DNA control used to determine if a problem arose due to the primers used in the PCR reaction.

Multiplex PCR

Amplifying multiple loci in one reaction, requiring adjustment of primer and magnesium ion concentrations to avoid primer-dimer formation.

Gel Electrophoresis

Separation of DNA fragments based on size using an electric field applied to a gel matrix.

Agarose Gel

Gel matrix with larger pore size used to resolve large DNA molecules.

Polyacrylamide Gel (PAGE)

Gel matrix with smaller pore size used to resolve smaller DNA molecules, better for PCR-amplified STR alleles.

Native vs Denaturing Conditions

DNA can run through the gel as double-stranded DNA in native conditions or single-stranded DNA under denaturing conditions for better resolution.
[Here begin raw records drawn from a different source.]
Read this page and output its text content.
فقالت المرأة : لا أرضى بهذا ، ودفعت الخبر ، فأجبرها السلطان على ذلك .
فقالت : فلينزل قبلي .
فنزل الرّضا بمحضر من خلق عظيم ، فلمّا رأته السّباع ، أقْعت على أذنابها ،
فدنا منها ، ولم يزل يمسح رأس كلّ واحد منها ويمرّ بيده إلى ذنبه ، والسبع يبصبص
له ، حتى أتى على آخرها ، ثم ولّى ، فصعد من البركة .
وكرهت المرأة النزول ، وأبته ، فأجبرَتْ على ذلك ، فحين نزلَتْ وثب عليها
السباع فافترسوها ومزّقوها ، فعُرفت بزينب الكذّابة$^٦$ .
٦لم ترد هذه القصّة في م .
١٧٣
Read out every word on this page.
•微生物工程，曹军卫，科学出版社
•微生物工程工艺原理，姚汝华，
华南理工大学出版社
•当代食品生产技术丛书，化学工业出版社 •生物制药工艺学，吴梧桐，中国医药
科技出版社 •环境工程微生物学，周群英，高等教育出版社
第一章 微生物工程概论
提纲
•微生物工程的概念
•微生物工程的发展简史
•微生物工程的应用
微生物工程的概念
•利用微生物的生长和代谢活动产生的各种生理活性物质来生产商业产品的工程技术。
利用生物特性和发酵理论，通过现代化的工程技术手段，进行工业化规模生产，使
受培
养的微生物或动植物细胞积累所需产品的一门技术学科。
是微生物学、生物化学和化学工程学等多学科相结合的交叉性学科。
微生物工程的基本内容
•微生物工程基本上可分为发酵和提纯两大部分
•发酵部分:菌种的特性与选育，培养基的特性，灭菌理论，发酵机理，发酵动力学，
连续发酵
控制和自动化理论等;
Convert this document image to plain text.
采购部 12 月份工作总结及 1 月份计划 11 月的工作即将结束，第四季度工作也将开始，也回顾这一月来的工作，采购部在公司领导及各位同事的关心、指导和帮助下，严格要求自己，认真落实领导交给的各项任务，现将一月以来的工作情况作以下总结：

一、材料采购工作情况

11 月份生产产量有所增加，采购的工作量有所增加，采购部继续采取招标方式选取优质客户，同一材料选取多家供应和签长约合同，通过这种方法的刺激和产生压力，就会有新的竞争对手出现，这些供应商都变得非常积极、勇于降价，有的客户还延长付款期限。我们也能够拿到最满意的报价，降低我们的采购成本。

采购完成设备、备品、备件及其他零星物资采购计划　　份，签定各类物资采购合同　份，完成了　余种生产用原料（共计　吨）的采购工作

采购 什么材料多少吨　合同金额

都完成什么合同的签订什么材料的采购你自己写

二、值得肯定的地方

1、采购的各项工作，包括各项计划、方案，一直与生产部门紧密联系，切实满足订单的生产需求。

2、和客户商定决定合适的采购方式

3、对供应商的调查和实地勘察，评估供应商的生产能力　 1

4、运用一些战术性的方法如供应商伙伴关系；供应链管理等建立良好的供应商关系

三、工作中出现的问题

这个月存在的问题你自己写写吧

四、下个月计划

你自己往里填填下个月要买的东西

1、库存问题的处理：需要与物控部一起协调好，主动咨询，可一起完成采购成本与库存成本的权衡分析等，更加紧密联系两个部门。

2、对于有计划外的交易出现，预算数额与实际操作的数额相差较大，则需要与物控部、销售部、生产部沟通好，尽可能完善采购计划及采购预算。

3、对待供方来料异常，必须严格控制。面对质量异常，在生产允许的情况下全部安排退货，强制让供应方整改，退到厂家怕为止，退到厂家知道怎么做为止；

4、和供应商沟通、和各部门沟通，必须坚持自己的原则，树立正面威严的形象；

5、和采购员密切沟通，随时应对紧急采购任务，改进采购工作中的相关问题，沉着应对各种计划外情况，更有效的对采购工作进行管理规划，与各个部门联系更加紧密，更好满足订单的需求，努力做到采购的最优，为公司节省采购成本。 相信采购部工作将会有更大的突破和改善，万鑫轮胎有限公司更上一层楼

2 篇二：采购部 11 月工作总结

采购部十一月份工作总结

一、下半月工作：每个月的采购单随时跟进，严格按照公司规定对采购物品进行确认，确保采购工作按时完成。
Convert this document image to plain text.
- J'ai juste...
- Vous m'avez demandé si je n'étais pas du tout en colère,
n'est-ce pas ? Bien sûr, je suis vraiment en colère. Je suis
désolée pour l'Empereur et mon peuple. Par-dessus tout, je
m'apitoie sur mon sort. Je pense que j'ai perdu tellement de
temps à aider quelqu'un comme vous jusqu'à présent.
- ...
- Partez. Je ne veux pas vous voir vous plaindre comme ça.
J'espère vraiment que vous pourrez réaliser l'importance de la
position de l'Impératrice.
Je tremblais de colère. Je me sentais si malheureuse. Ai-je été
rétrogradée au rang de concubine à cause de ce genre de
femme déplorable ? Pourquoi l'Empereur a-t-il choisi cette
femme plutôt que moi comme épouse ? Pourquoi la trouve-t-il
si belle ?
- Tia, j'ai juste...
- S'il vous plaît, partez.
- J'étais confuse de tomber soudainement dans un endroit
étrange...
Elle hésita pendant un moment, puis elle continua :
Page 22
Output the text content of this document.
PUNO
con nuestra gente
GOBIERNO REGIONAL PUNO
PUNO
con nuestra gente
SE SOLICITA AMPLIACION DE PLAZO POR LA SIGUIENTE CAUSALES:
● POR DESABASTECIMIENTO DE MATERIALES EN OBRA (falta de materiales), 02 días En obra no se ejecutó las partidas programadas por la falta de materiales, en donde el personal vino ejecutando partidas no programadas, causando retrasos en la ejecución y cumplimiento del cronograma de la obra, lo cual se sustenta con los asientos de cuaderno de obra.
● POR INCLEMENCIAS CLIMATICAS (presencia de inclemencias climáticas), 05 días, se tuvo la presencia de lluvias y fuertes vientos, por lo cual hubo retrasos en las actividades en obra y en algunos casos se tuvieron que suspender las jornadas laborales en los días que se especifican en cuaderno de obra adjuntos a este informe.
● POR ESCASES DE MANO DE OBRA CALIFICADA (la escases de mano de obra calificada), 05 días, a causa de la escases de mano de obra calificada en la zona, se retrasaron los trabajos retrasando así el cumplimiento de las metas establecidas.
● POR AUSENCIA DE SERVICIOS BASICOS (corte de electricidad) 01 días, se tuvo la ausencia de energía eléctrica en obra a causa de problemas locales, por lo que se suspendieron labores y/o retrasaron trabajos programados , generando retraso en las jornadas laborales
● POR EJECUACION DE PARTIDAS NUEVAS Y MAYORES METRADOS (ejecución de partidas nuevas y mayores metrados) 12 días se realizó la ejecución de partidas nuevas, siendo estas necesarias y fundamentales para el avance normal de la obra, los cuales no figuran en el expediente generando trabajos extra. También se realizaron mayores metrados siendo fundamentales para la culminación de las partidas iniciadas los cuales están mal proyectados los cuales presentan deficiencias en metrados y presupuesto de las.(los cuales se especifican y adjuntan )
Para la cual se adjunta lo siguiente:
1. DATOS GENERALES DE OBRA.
Capillary Electrophoresis (CE)

Separation of DNA in a capillary tube using an electric field, providing higher resolution and automation compared to gel electrophoresis.

Fluorescent Detection

Detection of DNA fragments labeled with fluorescent dyes using filters and a charge-coupled device (CCD).

Spectral Calibration

Removal of spectral overlap between different fluorescent dyes by creating a calibration file using samples labeled with a single dye.

DNA Dilution

The process of diluting PCR products or allelic ladder in deionized formamide and internal lane standard before analysis.

Electrokinetic Injection

The process of injecting DNA into the capillary of a genetic analyzer using an electric field.

STR Genotype

The allele or alleles present at a specific locus in an individual's DNA.

Electrophoresis

The process of separating DNA fragments based on their size using an electric field.

Peak Detection Threshold

The minimum signal height required to distinguish a peak as a real allele.

Microvariant Alleles

Alleles that have sequence variations compared to commonly observed alleles and do not size the same as common alleles.

Non-Allelic Peaks

Peaks in the electropherogram that do not represent alleles from the sample, including PCR artifacts, analytical artifacts, instrumental limitations, or introduced artifacts.

Stutter Products

Peaks that show up one repeat unit less than the true allele due to strand slippage during DNA synthesis.

Tri-Allelic Patterns

The presence of three alleles at a locus in a single-source DNA sample, which can be a result of extra chromosome fragments.

Null Alleles

Alleles that are present in the DNA sample but fail to be amplified due to a nucleotide change in a primer binding site.